By Dr. Warren Wood, Research Geophysicist, U.S. Naval Research Laboratory
June 24, 2019
Today we are mobilizing – moving equipment onto the ship and making sure everything works as it is supposed to. Things are much easier to fix at the dock than when we are at sea. While that is going on, I wanted to take this opportunity to explain a little better about how machine learning will be used on this cruise.
Plot of a bathymetric slope in degrees for a fairly large region (1.5 x 1.5 arc degrees) covering our study area. The slope of the seafloor is one of the quantities that we will be using to try to correlate with microbiomes. Image courtesy of Microbial Stowaways. Download larger version (jpg, 3.8 MB).
Machine learning refers to a recently developed type of computer algorithm (program or “App”) that has grown out of, and is similar to, other kinds of artificial intelligence. Machine learning (ML) finds patterns and correlations in data that may be difficult, or just time consuming, for a human to do. It does not tell us why the correlations exist, only how good the correlations are.

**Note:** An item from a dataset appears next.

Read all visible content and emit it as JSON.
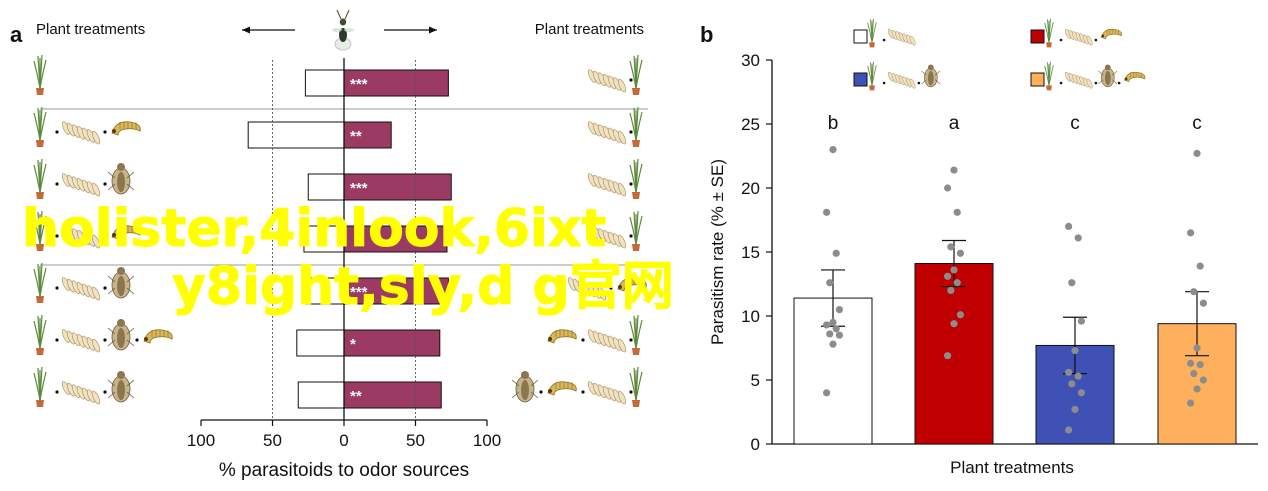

ML does not “do” science, but it helps us perform the observation portion of the scientific method by picking out patterns. Generating a testable hypothesis still requires a trained scientist.
A simple example of ML is the identification of a particular animal, let’s say a cat, in a large number of photographs. The ML algorithm must be trained with many pictures that include cats at all available angles, poses, environments, and lighting conditions. The algorithm must also be shown pictures with no cats (“not cat”). If it has only seen cats, it will think everything is a cat. If it has been shown only cats in grass, it cannot distinguish between the two, and will likely identify a picture of just grass as “cat.” ML algorithms can only identify what they have been trained to see.
On this cruise, we will be examining the microbes associated with shipwrecks in the Gulf of Mexico. We will be using machine learning to determine how well various seafloor quantities, like seafloor slope, distance from the wreck, bottom water current speed, etc., correlate with the various microbial communities around shipwrecks. In our case, we are interested in specific genetic traits of a group of microbes – the genes associated with consuming the metal or wood of wrecks. These genomes are analogous to the cats in the example above. We need to find enough examples of the “cats” (genetic markers) and “not cats” in enough different environments that we can correlate the environment to the presence of the genetic markers.
Unlike the example with cats, the genetic markers that we use to train the ML algorithm must be carefully sampled (by the remotely operated vehicle) and put through a series of sophisticated biochemical processing steps to distinguish presence from absence of genetic markers. The environment where the samples were acquired must be carefully documented. The challenge is to find which aspects of the environment correlate with which genetic markers – if any! Nature is not guaranteed to be easily understandable, but we are using state-of-the-art marine technology, biochemistry, genetics, and computer science to find out what we can!